One concern consistently raised by Obamacare skeptics is the effect that the law’s optional Medicaid expansion will have on the limited supply of physicians in the United States. Some argue that a rush of newly insured low-income Americans into the health care system will overwhelm physicians, forcing them to work unsustainable hours. But a new study conducted by researchers at the Government Accountability Office (GAO) and the Center for Studying Health System Change suggests otherwise. Researchers point out that the creation of the Children’s Health Insurance Program (CHIP) in 1997 — which was a similar expansion of a health entitlement program — didn’t lead to such negative consequences, and even had the exact opposite effect in certain cases.
The “demand-driven” model of health care consumption theory assumes that greater access to care will lead to greater consumption of health care services, forcing doctors to work longer hours to meet the increased demand. But, according to report authors Fang He and Chapin White, that’s not what happened with CHIP. The new study concluded that CHIP’s implementation actually led to pediatricians working significantly less hours in states that had the most robust CHIP programs, with a 5 percent increase in the enrolled pool correlating with a 14 percent reduction in hours worked:
“These findings are clearly inconsistent with the hypothesis that physicians will work longer hours to accommodate an influx of demand following a coverage expansion,” He and White wrote. “What is less clear is whether the association we find is causal and, if so, why pediatricians would actually work fewer hours in response to a coverage expansion.”
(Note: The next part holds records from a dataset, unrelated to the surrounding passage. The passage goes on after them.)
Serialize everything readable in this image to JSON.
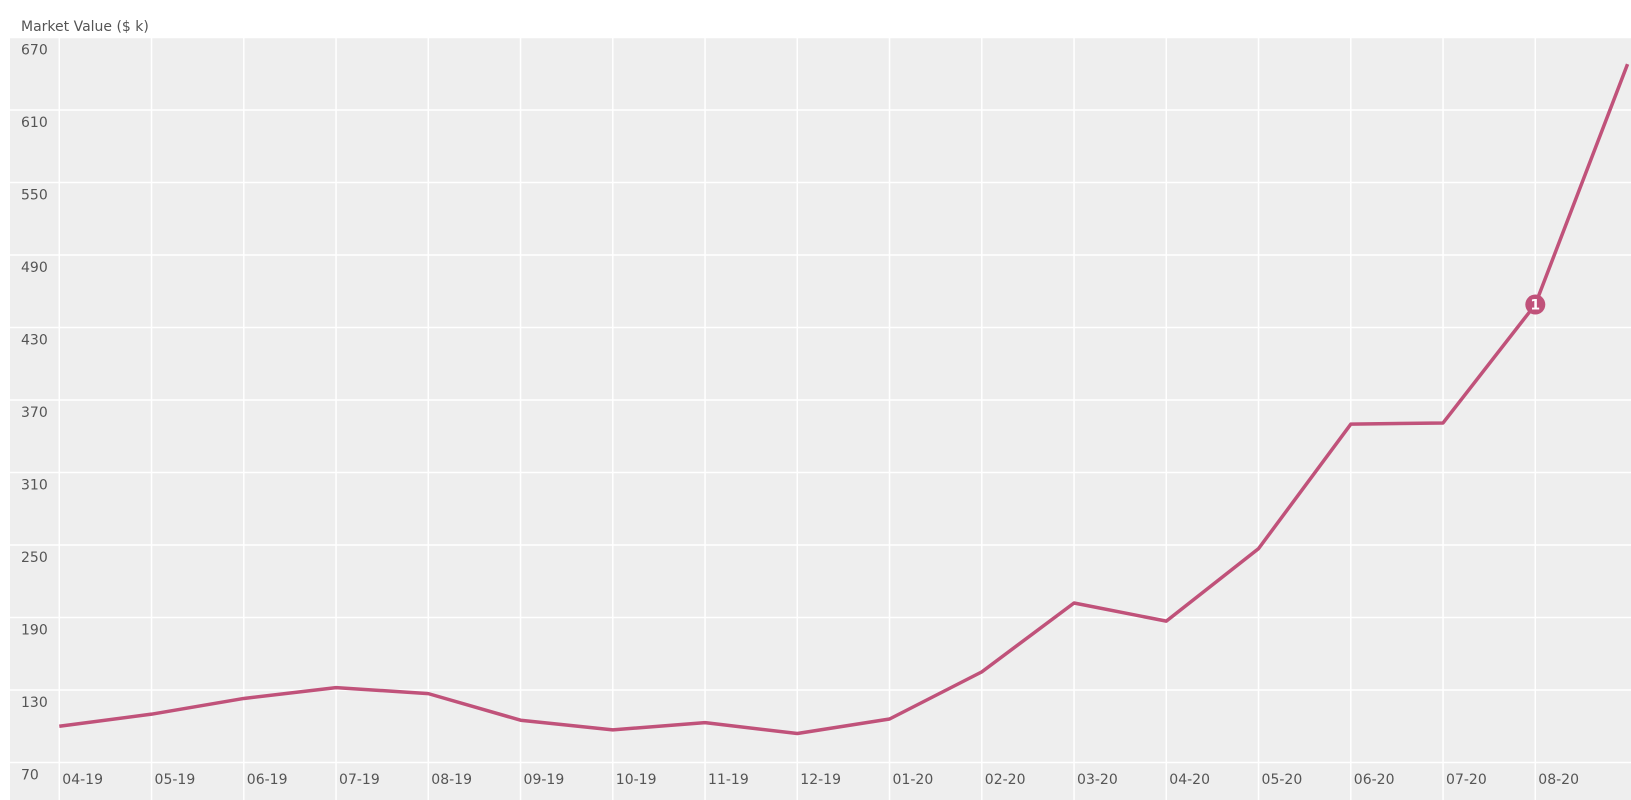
{
  "chart_data": {
    "type": "line",
    "y_label": "Market Value ($ k)",
    "categories": [
      "04-19",
      "05-19",
      "06-19",
      "07-19",
      "08-19",
      "09-19",
      "10-19",
      "11-19",
      "12-19",
      "01-20",
      "02-20",
      "03-20",
      "04-20",
      "05-20",
      "06-20",
      "07-20",
      "08-20",
      null
    ],
    "series": [
      {
        "name": "Market Value",
        "color": "#c0527a",
        "values": [
          100,
          110,
          123,
          132,
          127,
          105,
          97,
          103,
          94,
          106,
          145,
          202,
          187,
          247,
          350,
          351,
          449,
          648
        ]
      }
    ],
    "ylim": [
      70,
      670
    ],
    "yticks": [
      70,
      130,
      190,
      250,
      310,
      370,
      430,
      490,
      550,
      610,
      670
    ],
    "grid": true,
    "annotations": [
      {
        "category": "08-20",
        "label": "1"
      }
    ]
  }
}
They speculate that there could be two reasons: CHIP reduced average reimburse rates for pediatricians that led them to reduce their hours; or, the shorter hours are a reaction to the managed-care nature of CHIP and its gatekeeper mechanisms.
Assumptions that healthcare is a demand-driven model in which physicians provide the volume of service patients demand “rest on very shaky ground,” the report stated. In contrast, a supply-driven model includes physicians treating patients with a variety of insurance arrangements and tailoring their practices to the financial incentives those arrangements create. The researchers cite a 2009 finding that reimbursement for an office visit for a child on private insurance was $81 compared to $47 for a child enrolled in Medicaid or CHIP. […]
The data is not conclusive, and the methodology is imperfect. But the study does demonstrate a point that often gets overlooked in health care policy debates: Massive systemic changes do not occur in a vacuum, and the assumption that current health care trends will proceed in perpetuity despite ongoing policy changes is a flawed one.
For instance, as the report’s authors point out, doctors and providers may make significant structural changes in reaction to new health policies. While there’s some evidence that the lower payments from low-income assistance models like Medicaid and CHIP may dissuade doctors from accepting those patients, it’s by no means a clear-cut case. An equally feasible scenario is that doctors, acknowledging the reality of an expanded patient pool that must rely on such programs, facilitate care for those patients in a way that serves them while lowering doctors’ burden. This can be accomplished through a variety of methods, including innovation in health care delivery through better care coordination, case management, and the use of skilled practitioners — rather than physicians — to address lower-risk and common medical problems.
In fact, there’s evidence that this may be exactly what is occurring in American health care. A January Health Affairs study found that the dreaded “doctor shortage” that many health care policy experts have predicted will be exacerbated by Obamacare may not actually happen, as doctors increasingly join large practices where they share staff and office space, and physician assistants and nurse practitioners take on larger roles by conducting routine care services. It’s no coincidence that Obamacare encourages many of these same delivery system reforms through the development of Accountable Care Organizations (ACOs) that coordinate patient care between hospitals, nurses, general practitioners, and physicians. Medical colleges have taken note of these reforms and are even teaching their students “how to work more effectively with other health professionals,” with a special emphasis on “teamwork among doctors, nurses, nurse practitioners, social workers, health aides and physician assistants.”
The long-term consequences of systemic and cultural changes like these are almost impossible to predict because they have never really been tried before. That’s why organizations like the Congressional Budget Office (CBO) can’t include potential savings from these new innovations in their projections — they don’t have a baseline to use. But that’s also why speculation over Obamacare’s consequences that are based solely on current trends should be approached with skepticism, as past experience demonstrates that the health care industry is more determined to be a force that facilitates policy change, rather than a passive participant that is swept up by it.